以上述べた筆者らの高分子固体膜による光学分割の主な結果を図18にまとめた。それぞれの膜の特徴を以下にまとめる。
(+) -ポリ (DPSP) : 幅広い化合物を分割でき, 水以外にメタノール溶媒を使用することで速度を向上できる。特に初期では完全分割が行われる。この膜はΔPには耐えられないがPVやEVに利用でき, 速度を大きく向上できる。拡散性の差で分離される。緻密な膜であることが重要である。
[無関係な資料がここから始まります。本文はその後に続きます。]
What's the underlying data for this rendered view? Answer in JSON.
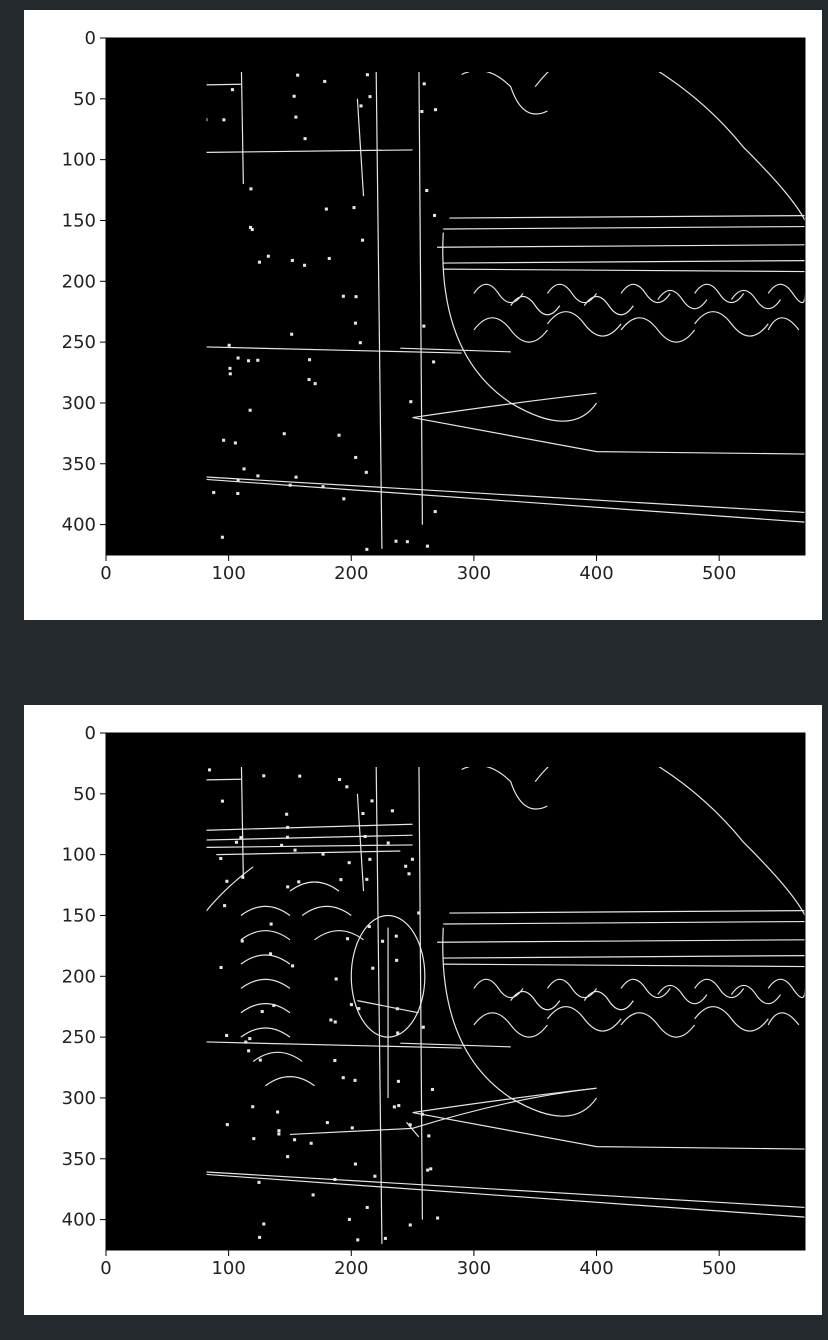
{
  "chart_data": [
    {
      "type": "image",
      "title": "",
      "xlabel": "",
      "ylabel": "",
      "xlim": [
        0,
        570
      ],
      "ylim": [
        425,
        0
      ],
      "xticks": [
        0,
        100,
        200,
        300,
        400,
        500
      ],
      "yticks": [
        0,
        50,
        100,
        150,
        200,
        250,
        300,
        350,
        400
      ],
      "grid": false,
      "colormap": "gray",
      "background": "#000000",
      "edge_color": "#e6e6e6"
    },
    {
      "type": "image",
      "title": "",
      "xlabel": "",
      "ylabel": "",
      "xlim": [
        0,
        570
      ],
      "ylim": [
        425,
        0
      ],
      "xticks": [
        0,
        100,
        200,
        300,
        400,
        500
      ],
      "yticks": [
        0,
        50,
        100,
        150,
        200,
        250,
        300,
        350,
        400
      ],
      "grid": false,
      "colormap": "gray",
      "background": "#000000",
      "edge_color": "#e6e6e6"
    }
  ]
}
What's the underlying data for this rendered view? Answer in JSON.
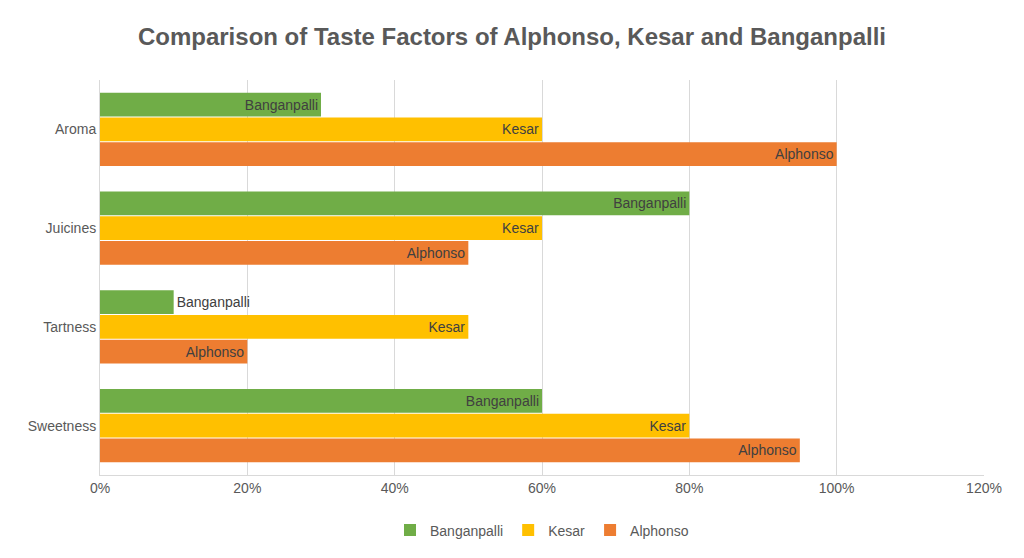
{
  "chart_data": {
    "type": "bar",
    "orientation": "horizontal",
    "title": "Comparison of Taste Factors of Alphonso, Kesar and Banganpalli",
    "categories": [
      "Sweetness",
      "Tartness",
      "Juicines",
      "Aroma"
    ],
    "series": [
      {
        "name": "Banganpalli",
        "color": "#70ad47",
        "values": [
          60,
          10,
          80,
          30
        ]
      },
      {
        "name": "Kesar",
        "color": "#ffc000",
        "values": [
          80,
          50,
          60,
          60
        ]
      },
      {
        "name": "Alphonso",
        "color": "#ed7d31",
        "values": [
          95,
          20,
          50,
          100
        ]
      }
    ],
    "xlim": [
      0,
      120
    ],
    "xticks": [
      {
        "value": 0,
        "label": "0%"
      },
      {
        "value": 20,
        "label": "20%"
      },
      {
        "value": 40,
        "label": "40%"
      },
      {
        "value": 60,
        "label": "60%"
      },
      {
        "value": 80,
        "label": "80%"
      },
      {
        "value": 100,
        "label": "100%"
      },
      {
        "value": 120,
        "label": "120%"
      }
    ],
    "grid": true,
    "legend": "bottom"
  }
}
(-) -ポリ (PNBD) : TrpのCPで (+) -ポリ (DPSP) よりも高い透過速度が得られたが, 分割対象が限られ, またΔP, PV, EVでは分離能を示さない。
(-) -OMPS/PMMA : 幅広い化合物を分割でき, 基材が丈夫なPMMAであるので, ΔPやPVに利用でき, 速度を大きく向上できる。ただし, 耐久性にやや不安があり, メタノール溶媒は使用できない。溶解性の差で分離される。
(-) OMPS-グラフト-ポリフェニルアセチレン : たいへん膜の強度が良好で (-) -OMPS/PMMA膜以上の性能が期待できる。
(-) -ポリ (MtCPA) : 主鎖が高度に規則的な高分子であり, 主鎖のキラリティーの有効な利用が望まれる。
(+) -ポリ (Si
2LG) : 主鎖のキラリテイーの影響を受けながら透過できるドメインの構築により選択性が得られたが限界がある。